3 1/2 stars
“Skyfall?” More like fell from the sky.
The latest installment of the decade-spanning James Bond films, “Skyfall,” is an explosive addition to a franchise in desperate need of a divine intervention after falling off its newly rebooted track once “Quantum of Solace” bored audiences into their seats.
While “Skyfall” packs the usual Bond punches: fancy cars, nifty gadgets and oddly named female leads; the film’s strongest aspect is undoubtedly its all-star casting between the trio of Daniel Craig, Judi Dench and Javier Bardem.
Craig carries the film from the moment “Skyfall” starts with its high-speed chase through the rooftops of Istanbul, using his action-first style of portraying Bond with a healthy mix of Pierce Brosnan’s classic suave. With “Skyfall,” it is evident that Craig has denied his initial critics and mastered the role of M16’s top agent. His portrayal of Bond created a perfect cocktail — shaken, not stirred, of course.
“Skyfall,” which is the highest grossing Bond film in the franchise, took years to complete after MGM Studios went through financial trouble, causing a long period of Bond-less years in between the lackluster “Quantum of Solace” and the eagerly awaited new installment. Despite this, I think all Bond fans will agree it was worth the wait.
Dench had one of her most memorable performances as “M,” giving the character some much needed depth and development. In fact, Dench and her character’s past was a main focal point of the movie — which was an added breath of fresh air.
While Bardem’s character, Silva, may not have been as menacing and diabolical as trailers suggested, the actor’s unquestionable talent permeates the film.
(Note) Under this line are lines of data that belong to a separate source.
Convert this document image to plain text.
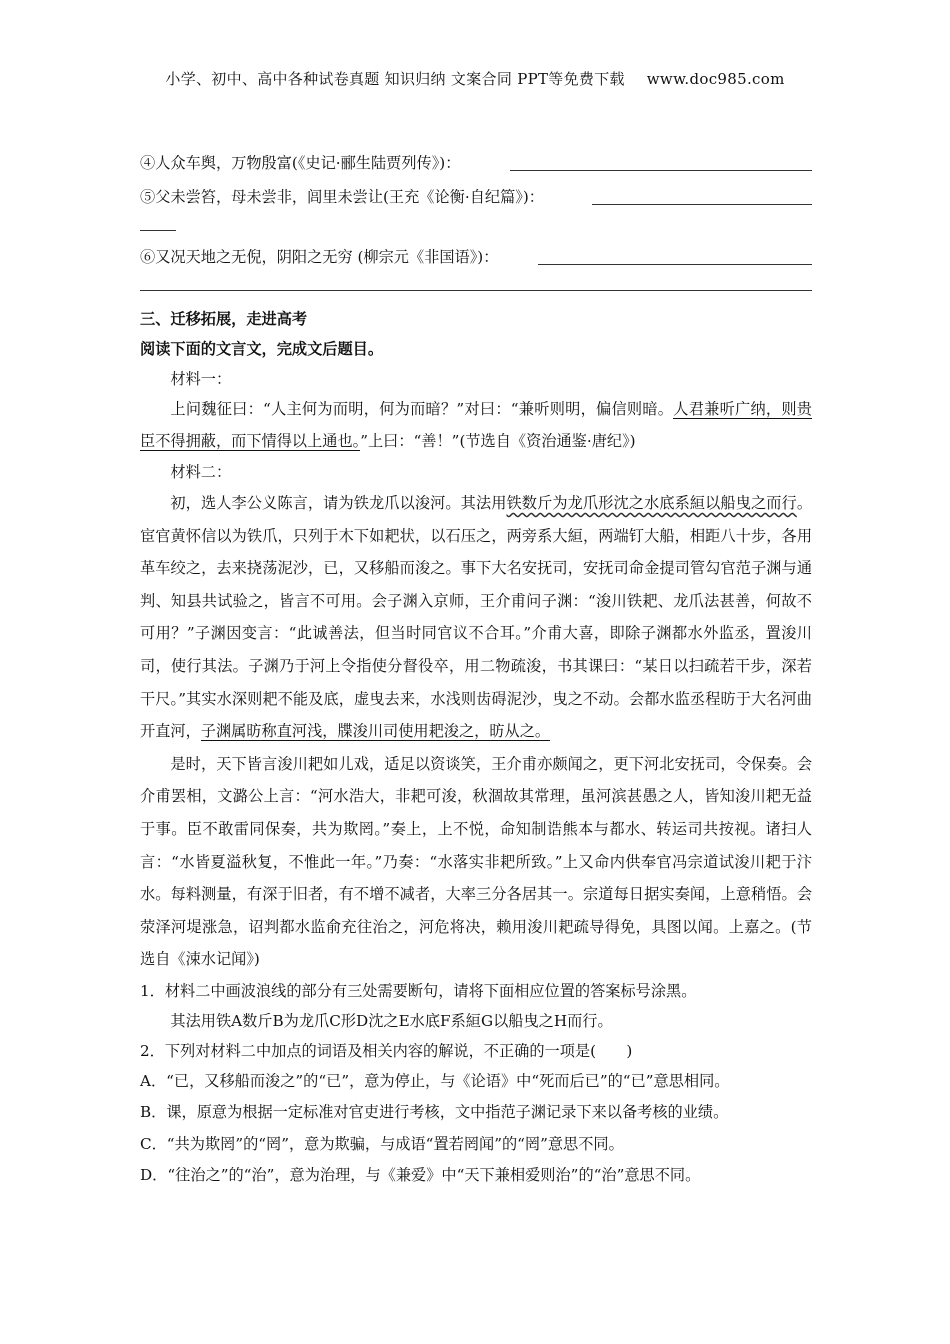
小学、初中、高中各种试卷真题 知识归纳 文案合同 PPT等免费下载 www.doc985.com
④人众车舆，万物殷富(《史记·郦生陆贾列传》)：
⑤父未尝笞，母未尝非，闾里未尝让(王充《论衡·自纪篇》)：
⑥又况天地之无倪，阴阳之无穷 (柳宗元《非国语》)：
三、迁移拓展，走进高考
阅读下面的文言文，完成文后题目。
材料一：
上问魏征曰：“人主何为而明，何为而暗？”对曰：“兼听则明，偏信则暗。人君兼听广纳，则贵臣不得拥蔽，而下情得以上通也。”上曰：“善！”(节选自《资治通鉴·唐纪》)
材料二：
初，选人李公义陈言，请为铁龙爪以浚河。其法用铁数斤为龙爪形沈之水底系絙以船曳之而行。宦官黄怀信以为铁爪，只列于木下如耙状，以石压之，两旁系大絙，两端钉大船，相距八十步，各用革车绞之，去来挠荡泥沙，已，又移船而浚之。事下大名安抚司，安抚司命金提司管勾官范子渊与通判、知县共试验之，皆言不可用。会子渊入京师，王介甫问子渊：“浚川铁耙、龙爪法甚善，何故不可用？”子渊因变言：“此诚善法，但当时同官议不合耳。”介甫大喜，即除子渊都水外监丞，置浚川司，使行其法。子渊乃于河上令指使分督役卒，用二物疏浚，书其课曰：“某日以扫疏若干步，深若干尺。”其实水深则耙不能及底，虚曳去来，水浅则齿碍泥沙，曳之不动。会都水监丞程昉于大名河曲开直河，子渊属昉称直河浅，牒浚川司使用耙浚之，昉从之。
是时，天下皆言浚川耙如儿戏，适足以资谈笑，王介甫亦颇闻之，更下河北安抚司，令保奏。会介甫罢相，文潞公上言：“河水浩大，非耙可浚，秋涸故其常理，虽河滨甚愚之人，皆知浚川耙无益于事。臣不敢雷同保奏，共为欺罔。”奏上，上不悦，命知制诰熊本与都水、转运司共按视。诸扫人言：“水皆夏溢秋复，不惟此一年。”乃奏：“水落实非耙所致。”上又命内供奉官冯宗道试浚川耙于汴水。每料测量，有深于旧者，有不增不减者，大率三分各居其一。宗道每日据实奏闻，上意稍悟。会荥泽河堤涨急，诏判都水监俞充往治之，河危将决，赖用浚川耙疏导得免，具图以闻。上嘉之。(节选自《涑水记闻》)
1．材料二中画波浪线的部分有三处需要断句，请将下面相应位置的答案标号涂黑。
其法用铁A数斤B为龙爪C形D沈之E水底F系絙G以船曳之H而行。
2．下列对材料二中加点的词语及相关内容的解说，不正确的一项是(　　)
A．“已，又移船而浚之”的“已”，意为停止，与《论语》中“死而后已”的“已”意思相同。
B．课，原意为根据一定标准对官吏进行考核，文中指范子渊记录下来以备考核的业绩。
C．“共为欺罔”的“罔”，意为欺骗，与成语“置若罔闻”的“罔”意思不同。
D．“往治之”的“治”，意为治理，与《兼爱》中“天下兼相爱则治”的“治”意思不同。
Although Silva may not be as sinister as Alec Trevelyan, or as cunning as Le Chiffre, he brings an uncomfortable saunter throughout the film that left me intrigued as to the character’s intentions, motives and overall plan.
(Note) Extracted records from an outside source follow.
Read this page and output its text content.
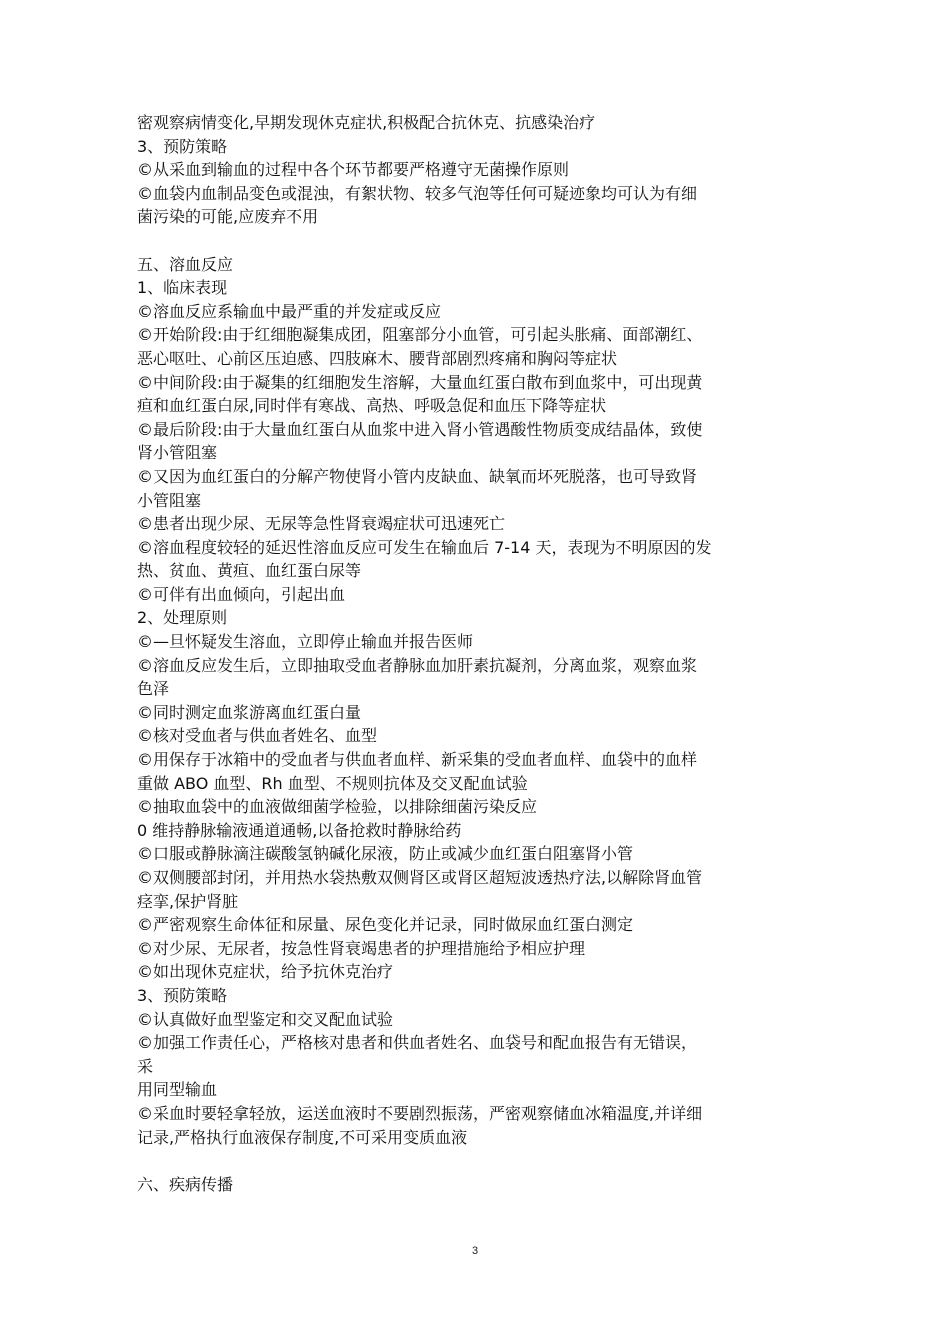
密观察病情变化,早期发现休克症状,积极配合抗休克、抗感染治疗
3、预防策略
©从采血到输血的过程中各个环节都要严格遵守无菌操作原则
©血袋内血制品变色或混浊，有絮状物、较多气泡等任何可疑迹象均可认为有细
菌污染的可能,应废弃不用
五、溶血反应
1、临床表现
©溶血反应系输血中最严重的并发症或反应
©开始阶段:由于红细胞凝集成团，阻塞部分小血管，可引起头胀痛、面部潮红、
恶心呕吐、心前区压迫感、四肢麻木、腰背部剧烈疼痛和胸闷等症状
©中间阶段:由于凝集的红细胞发生溶解，大量血红蛋白散布到血浆中，可出现黄
疸和血红蛋白尿,同时伴有寒战、高热、呼吸急促和血压下降等症状
©最后阶段:由于大量血红蛋白从血浆中进入肾小管遇酸性物质变成结晶体，致使
肾小管阻塞
©又因为血红蛋白的分解产物使肾小管内皮缺血、缺氧而坏死脱落，也可导致肾
小管阻塞
©患者出现少尿、无尿等急性肾衰竭症状可迅速死亡
©溶血程度较轻的延迟性溶血反应可发生在输血后 7-14 天，表现为不明原因的发
热、贫血、黄疸、血红蛋白尿等
©可伴有出血倾向，引起出血
2、处理原则
©—旦怀疑发生溶血，立即停止输血并报告医师
©溶血反应发生后，立即抽取受血者静脉血加肝素抗凝剂，分离血浆，观察血浆
色泽
©同时测定血浆游离血红蛋白量
©核对受血者与供血者姓名、血型
©用保存于冰箱中的受血者与供血者血样、新采集的受血者血样、血袋中的血样
重做 ABO 血型、Rh 血型、不规则抗体及交叉配血试验
©抽取血袋中的血液做细菌学检验，以排除细菌污染反应
0 维持静脉输液通道通畅,以备抢救时静脉给药
©口服或静脉滴注碳酸氢钠碱化尿液，防止或减少血红蛋白阻塞肾小管
©双侧腰部封闭，并用热水袋热敷双侧肾区或肾区超短波透热疗法,以解除肾血管
痉挛,保护肾脏
©严密观察生命体征和尿量、尿色变化并记录，同时做尿血红蛋白测定
©对少尿、无尿者，按急性肾衰竭患者的护理措施给予相应护理
©如出现休克症状，给予抗休克治疗
3、预防策略
©认真做好血型鉴定和交叉配血试验
©加强工作责任心，严格核对患者和供血者姓名、血袋号和配血报告有无错误，
采
用同型输血
©采血时要轻拿轻放，运送血液时不要剧烈振荡，严密观察储血冰箱温度,并详细
记录,严格执行血液保存制度,不可采用变质血液
六、疾病传播
3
What separates “Skyfall” from other Bond films is its cognizance of the time period it is released in, using the all-too-common threat of cyberterrorism as the main avenue of destruction for Silva — making it both topical and serving as a forewarning of what the darker side of our internet-dependent culture can have.
On a side note, no review of “Skyfall” would be complete without praise for both Adele’s hauntingly beautiful opening theme, as well as the art direction involved in creating the film’s titles. The silhouetted figures moving across the screen to Adele’s voice felt like a classic Bond song with a definitive modern twist.
Overall, “Skyfall” will rank high in the pantheon of Bond films and be remembered as a strong comeback attempt that Director Sam Mendes eloquently crafted.